The expression profiles of lncRNAs, miRNAs, and mRNAs during the proliferative phase of rat LR were detected by high‐throughput sequencing technique. Compared with normal group (CG, 0 hr), a total of 1,738 DE lncRNAs were identified, with 1,069 upregulated, 653 downregulated, and 16 up/downregulated (p < 0.05) at 12, 24, 30, 36, and 72 hr after PH (Figure 1a; Additional file 1). Among them, 637 lncRNAs were detected at 12 hr after PH, 688 at 24 hr, 602 at 30 hr, 610 at 36 hr, and 561 at 72 hr (Figure 1d). A total of 167 known DE miRNAs was identified, with 113 upregulated, and 54 downregulated at 12, 24, 30, 36, and 72 hr after PH (p < 0.05; Figure 1b; Additional file 2). Among them, 52 miRNAs were detected at 12 hr after PH, 58 at 24 hr, 44 at 30 hr, 46 at 36 hr, and 84 at 72 hr (Figure 1e). A total of 2,727 DE mRNAs were identified, with 1,515 upregulated, 1,186 downregulated and 26 up/downregulated at 12, 24, 30, 36, and 72 hr after PH (p < 0.05; Figure 1c; Additional file 3). Among them, 1,143 mRNAs were detected at 12 hr after PH, 1,143 at 24 hr, 1,107 at 30 hr, 1,108 at 36 hr, and 1,110 at 72 hr (Figure 1f).

Figure 1.

Figure 1

Expression pattern of lncRNAs, miRNAs, and mRNAs during the proliferative phase of rat LR. (a–c) Heatmap of DE lncRNAs, DE miRNAs, and DE mRNAs during the proliferative phase of rat LR. (d–f) Venn analysis of DE lncRNAs, DE miRNAs, and DE mRNAs detected at each time points. DE: differently expressed; lncRNAs: long noncoding RNAs; miRNAs: microRNAs; mRNAs: messenger RNAs [Color figure can be viewed at wileyonlinelibrary.com]
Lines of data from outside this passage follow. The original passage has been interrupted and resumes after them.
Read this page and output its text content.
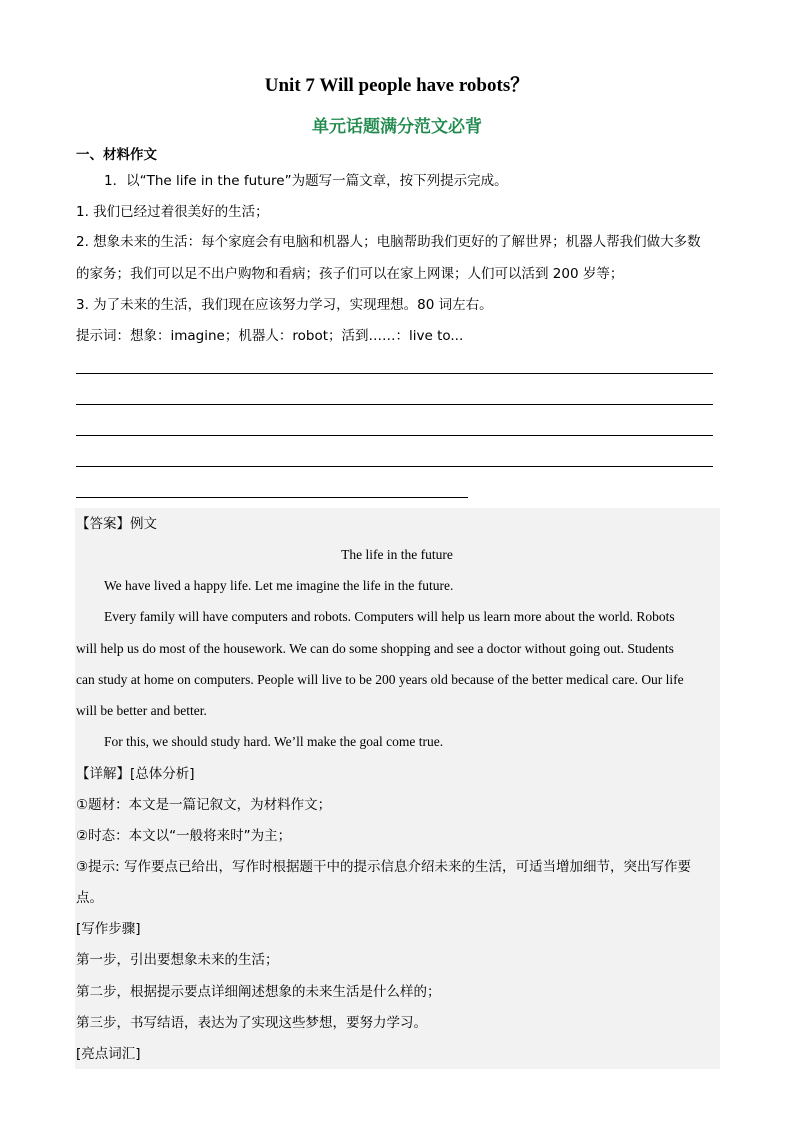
Unit 7 Will people have robots？
单元话题满分范文必背
一、材料作文
1．以“The life in the future”为题写一篇文章，按下列提示完成。
1. 我们已经过着很美好的生活；
2. 想象未来的生活：每个家庭会有电脑和机器人；电脑帮助我们更好的了解世界；机器人帮我们做大多数
的家务；我们可以足不出户购物和看病；孩子们可以在家上网课；人们可以活到 200 岁等；
3. 为了未来的生活，我们现在应该努力学习，实现理想。80 词左右。
提示词：想象：imagine；机器人：robot；活到……：live to...
【答案】例文
The life in the future
We have lived a happy life. Let me imagine the life in the future.
Every family will have computers and robots. Computers will help us learn more about the world. Robots
will help us do most of the housework. We can do some shopping and see a doctor without going out. Students
can study at home on computers. People will live to be 200 years old because of the better medical care. Our life
will be better and better.
For this, we should study hard. We’ll make the goal come true.
【详解】[总体分析]
①题材：本文是一篇记叙文，为材料作文；
②时态：本文以“一般将来时”为主；
③提示: 写作要点已给出，写作时根据题干中的提示信息介绍未来的生活，可适当增加细节，突出写作要
点。
[写作步骤]
第一步，引出要想象未来的生活；
第二步，根据提示要点详细阐述想象的未来生活是什么样的；
第三步，书写结语，表达为了实现这些梦想，要努力学习。
[亮点词汇]
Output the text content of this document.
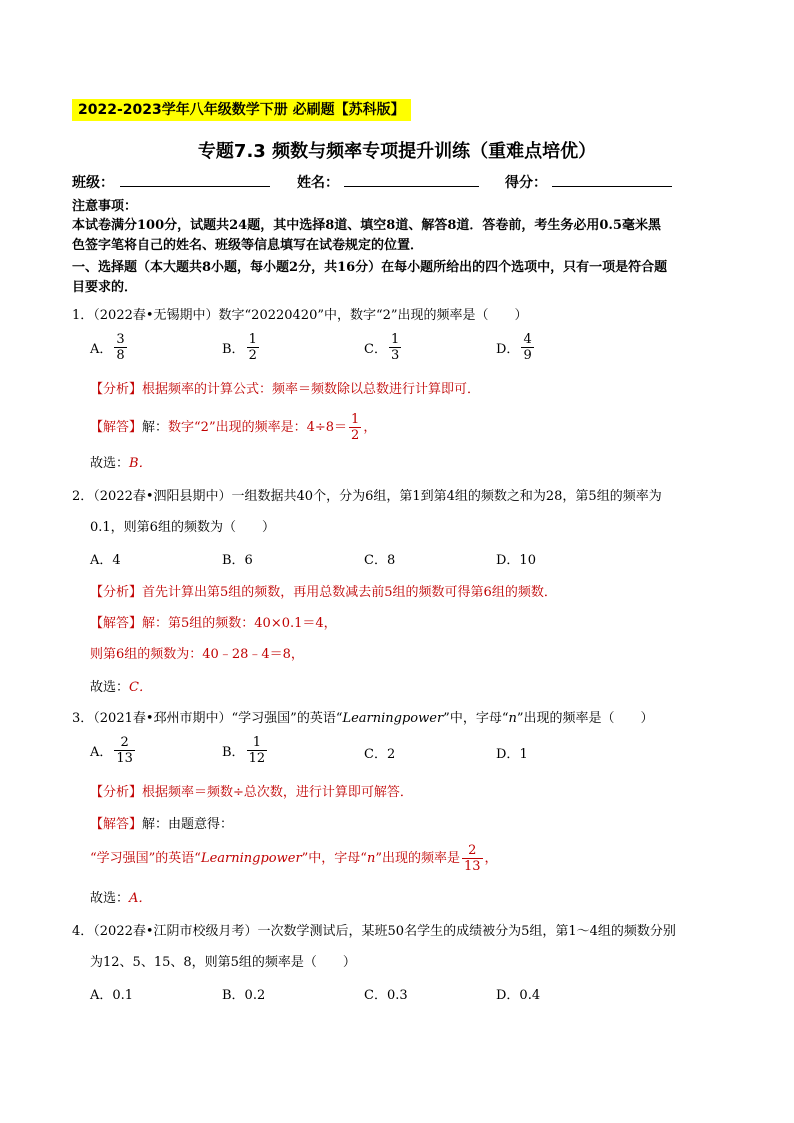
2022-2023学年八年级数学下册 必刷题【苏科版】
专题7.3 频数与频率专项提升训练（重难点培优）
班级：	姓名：	得分：
注意事项：
本试卷满分100分，试题共24题，其中选择8道、填空8道、解答8道．答卷前，考生务必用0.5毫米黑
色签字笔将自己的姓名、班级等信息填写在试卷规定的位置．
一、选择题（本大题共8小题，每小题2分，共16分）在每小题所给出的四个选项中，只有一项是符合题
目要求的．
1．（2022春•无锡期中）数字“20220420”中，数字“2”出现的频率是（　　）
A． $\frac{3}{8}$	B． $\frac{1}{2}$	C． $\frac{1}{3}$	D． $\frac{4}{9}$
【分析】根据频率的计算公式：频率＝频数除以总数进行计算即可．
【解答】解：数字“2”出现的频率是：$4\div 8= \frac{1}{2}$ ，
故选：B．
2．（2022春•泗阳县期中）一组数据共40个，分为6组，第1到第4组的频数之和为28，第5组的频率为
0.1，则第6组的频数为（　　）
A．4	B．6	C．8	D．10
【分析】首先计算出第5组的频数，再用总数减去前5组的频数可得第6组的频数．
【解答】解：第5组的频数：40×0.1＝4，
则第6组的频数为：40﹣28﹣4＝8，
故选：C．
3．（2021春•邳州市期中）“学习强国”的英语“Learningpower”中，字母“n”出现的频率是（　　）
A． $\frac{2}{13}$	B． $\frac{1}{12}$	C．2	D．1
【分析】根据频率＝频数÷总次数，进行计算即可解答．
【解答】解：由题意得：
“学习强国”的英语“Learningpower”中，字母“n”出现的频率是 $\frac{2}{13}$ ，
故选：A．
4．（2022春•江阴市校级月考）一次数学测试后，某班50名学生的成绩被分为5组，第1～4组的频数分别
为12、5、15、8，则第5组的频率是（　　）
A．0.1	B．0.2	C．0.3	D．0.4
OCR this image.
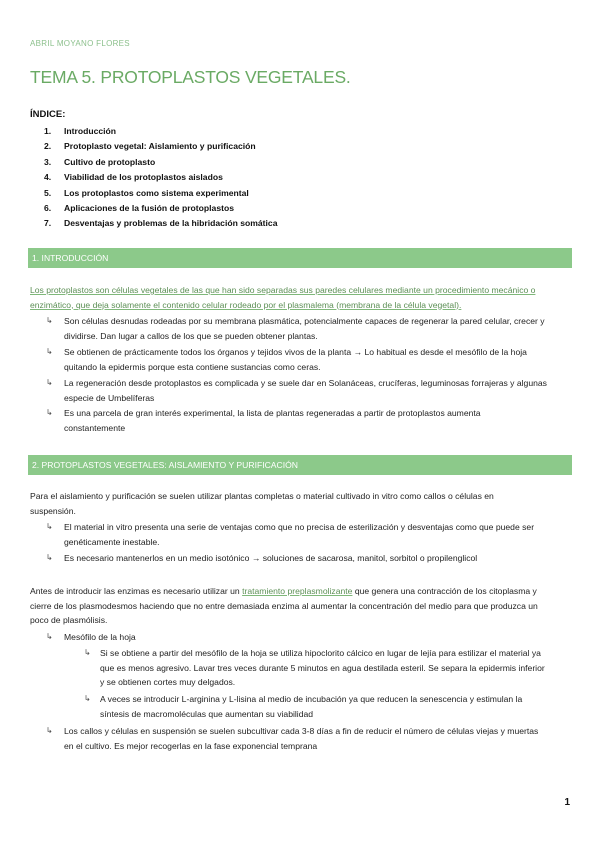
ABRIL MOYANO FLORES
TEMA 5. PROTOPLASTOS VEGETALES.
ÍNDICE:
1. Introducción
2. Protoplasto vegetal: Aislamiento y purificación
3. Cultivo de protoplasto
4. Viabilidad de los protoplastos aislados
5. Los protoplastos como sistema experimental
6. Aplicaciones de la fusión de protoplastos
7. Desventajas y problemas de la hibridación somática
1. INTRODUCCIÓN
Los protoplastos son células vegetales de las que han sido separadas sus paredes celulares mediante un procedimiento mecánico o
enzimático, que deja solamente el contenido celular rodeado por el plasmalema (membrana de la célula vegetal).
↳ Son células desnudas rodeadas por su membrana plasmática, potencialmente capaces de regenerar la pared celular, crecer y
dividirse. Dan lugar a callos de los que se pueden obtener plantas.
↳ Se obtienen de prácticamente todos los órganos y tejidos vivos de la planta → Lo habitual es desde el mesófilo de la hoja
quitando la epidermis porque esta contiene sustancias como ceras.
↳ La regeneración desde protoplastos es complicada y se suele dar en Solanáceas, crucíferas, leguminosas forrajeras y algunas
especie de Umbelíferas
↳ Es una parcela de gran interés experimental, la lista de plantas regeneradas a partir de protoplastos aumenta
constantemente
2. PROTOPLASTOS VEGETALES: AISLAMIENTO Y PURIFICACIÓN
Para el aislamiento y purificación se suelen utilizar plantas completas o material cultivado in vitro como callos o células en
suspensión.
↳ El material in vitro presenta una serie de ventajas como que no precisa de esterilización y desventajas como que puede ser
genéticamente inestable.
↳ Es necesario mantenerlos en un medio isotónico → soluciones de sacarosa, manitol, sorbitol o propilenglicol
Antes de introducir las enzimas es necesario utilizar un tratamiento preplasmolizante que genera una contracción de los citoplasma y
cierre de los plasmodesmos haciendo que no entre demasiada enzima al aumentar la concentración del medio para que produzca un
poco de plasmólisis.
↳ Mesófilo de la hoja
↳ Si se obtiene a partir del mesófilo de la hoja se utiliza hipoclorito cálcico en lugar de lejía para estilizar el material ya
que es menos agresivo. Lavar tres veces durante 5 minutos en agua destilada esteril. Se separa la epidermis inferior
y se obtienen cortes muy delgados.
↳ A veces se introducir L-arginina y L-lisina al medio de incubación ya que reducen la senescencia y estimulan la
síntesis de macromoléculas que aumentan su viabilidad
↳ Los callos y células en suspensión se suelen subcultivar cada 3-8 días a fin de reducir el número de células viejas y muertas
en el cultivo. Es mejor recogerlas en la fase exponencial temprana
1
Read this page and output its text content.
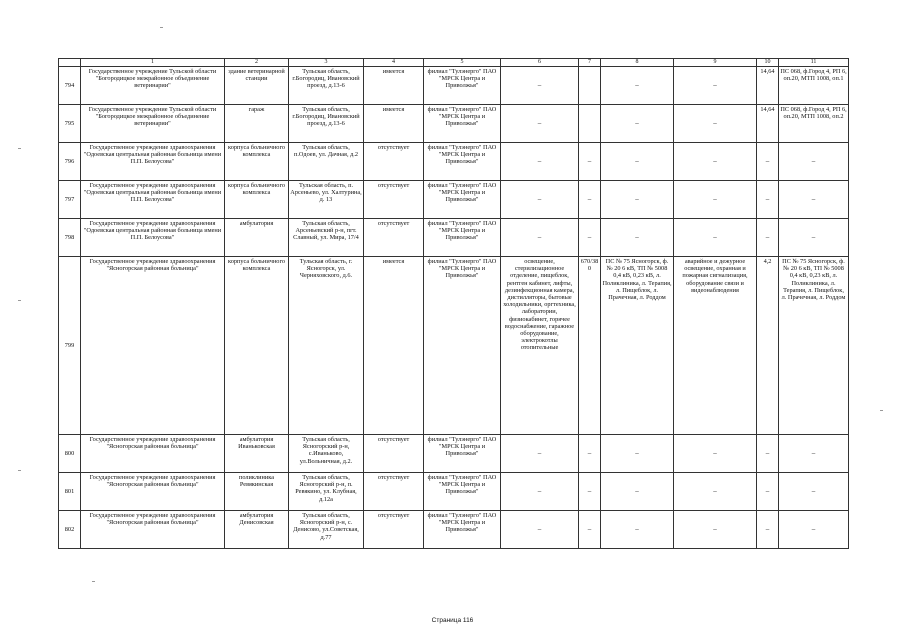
	1	2	3	4	5	6	7	8	9	10	11
794	Государственное учреждение Тульской области "Богородицкое межрайонное объединение ветеринарии"	здание ветеринарной станции	Тульская область, г.Богородиц, Ивановский проезд, д.13-6	имеется	филиал "Тулэнерго" ПАО "МРСК Центра и Приволжья"	–		–	–	14,64	ПС 068, ф.Город 4, РП 6, оп.20, МТП 1008, оп.1
795	Государственное учреждение Тульской области "Богородицкое межрайонное объединение ветеринарии"	гараж	Тульская область, г.Богородиц, Ивановский проезд, д.13-6	имеется	филиал "Тулэнерго" ПАО "МРСК Центра и Приволжья"	–		–	–	14,64	ПС 068, ф.Город 4, РП 6, оп.20, МТП 1008, оп.2
796	Государственное учреждение здравоохранения "Одоевская центральная районная больница имени П.П. Белоусова"	корпуса больничного комплекса	Тульская область, п.Одоев, ул. Дачная, д.2	отсутствует	филиал "Тулэнерго" ПАО "МРСК Центра и Приволжья"	–	–	–	–	–	–
797	Государственное учреждение здравоохранения "Одоевская центральная районная больница имени П.П. Белоусова"	корпуса больничного комплекса	Тульская область, п. Арсеньево, ул. Халтурина, д. 13	отсутствует	филиал "Тулэнерго" ПАО "МРСК Центра и Приволжья"	–	–	–	–	–	–
798	Государственное учреждение здравоохранения "Одоевская центральная районная больница имени П.П. Белоусова"	амбулатория	Тульская область, Арсеньевский р-н, пгт. Славный, ул. Мира, 17/4	отсутствует	филиал "Тулэнерго" ПАО "МРСК Центра и Приволжья"	–	–	–	–	–	–
799	Государственное учреждение здравоохранения "Ясногорская районная больница"	корпуса больничного комплекса	Тульская область, г. Ясногорск, ул. Черняховского, д.6.	имеется	филиал "Тулэнерго" ПАО "МРСК Центра и Приволжья"	освещение, стерилизационное отделение, пищеблок, рентген кабинет, лифты, дезинфекционная камера, дистилляторы, бытовые холодильники, оргтехника, лаборатории, физиокабинет, горячее водоснабжение, гаражное оборудование, электрокотлы отопительные	670/380	ПС № 75 Ясногорск, ф. № 20 6 кВ, ТП № 5008 0,4 кВ, 0,23 кВ, л. Поликлиника, л. Терапия, л. Пищеблок, л. Прачечная, л. Роддом	аварийное и дежурное освещение, охранная и пожарная сигнализация, оборудование связи и видеонаблюдения	4,2	ПС № 75 Ясногорск, ф. № 20 6 кВ, ТП № 5008 0,4 кВ, 0,23 кВ, л. Поликлиника, л. Терапия, л. Пищеблок, л. Прачечная, л. Роддом
800	Государственное учреждение здравоохранения "Ясногорская районная больница"	амбулатория Иваньковская	Тульская область, Ясногорский р-н, с.Иваньково, ул.Вольничная, д.2.	отсутствует	филиал "Тулэнерго" ПАО "МРСК Центра и Приволжья"	–	–	–	–	–	–
801	Государственное учреждение здравоохранения "Ясногорская районная больница"	поликлиника Ревякинская	Тульская область, Ясногорский р-н, п. Ревякино, ул. Клубная, д.12а	отсутствует	филиал "Тулэнерго" ПАО "МРСК Центра и Приволжья"	–	–	–	–	–	–
802	Государственное учреждение здравоохранения "Ясногорская районная больница"	амбулатория Денисовская	Тульская область, Ясногорский р-н, с. Денисово, ул.Советская, д.77	отсутствует	филиал "Тулэнерго" ПАО "МРСК Центра и Приволжья"	–	–	–	–	–	–
Страница 116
3.2. Function analysis of DE miRNAs, DE lncRNAs, and DE mRNAs during rat LR

Of the 167 DE miRNA, 20 miRNAs have been studied to be correlation with LR, such as miR‐127 (Pan et al., 2012), miR‐21 (Castro et al., 2010), miR‐34a (X. P. Wang et al., 2017), miR‐429 (C. Zhang et al., 2018), miR‐376b (Lu et al., 2015), miR‐382 (Bei et al., 2016), miR‐378 (Song et al., 2010), miR‐155 (Lin et al., 2018), miR‐25 (X. Xu et al., 2016), miR‐106b (X. Xu et al., 2016), miR‐133b (Gjymishka et al., 2016), miR‐125b (Hyun, Wang, Kim, Kim, & Jung, 2015), miR‐144 (Chaveles et al., 2012), miR‐451 (Chaveles et al., 2012), miR‐582‐3p (Chaveles et al., 2012), miR‐181c (Geng et al., 2016), miR‐183 (Geng et al., 2016), miR‐429 (Geng et al., 2016), miR‐27a (Ji et al., 2009), and miR‐30e (Ling et al., 2018). Unlike the DE miRNAs, most of the 1,738 DE lncRNAs were with unknown function. Functional analysis of DE mRNAs indicated that the most significant enriched BP were cell division, chromosome segregation, mitotic nuclear division, DNA replication, and oxidation‐reduction process, and so forth. Pathways in cell cycle, metabolic pathways, extracellular matrix (ECM)‐receptor interaction, focal adhesion, p53 signaling pathway, PI3K‐Akt signaling pathway, FoxO signaling pathway, and insulin signaling pathway may be closely enriched during the proliferative phase of rat LR.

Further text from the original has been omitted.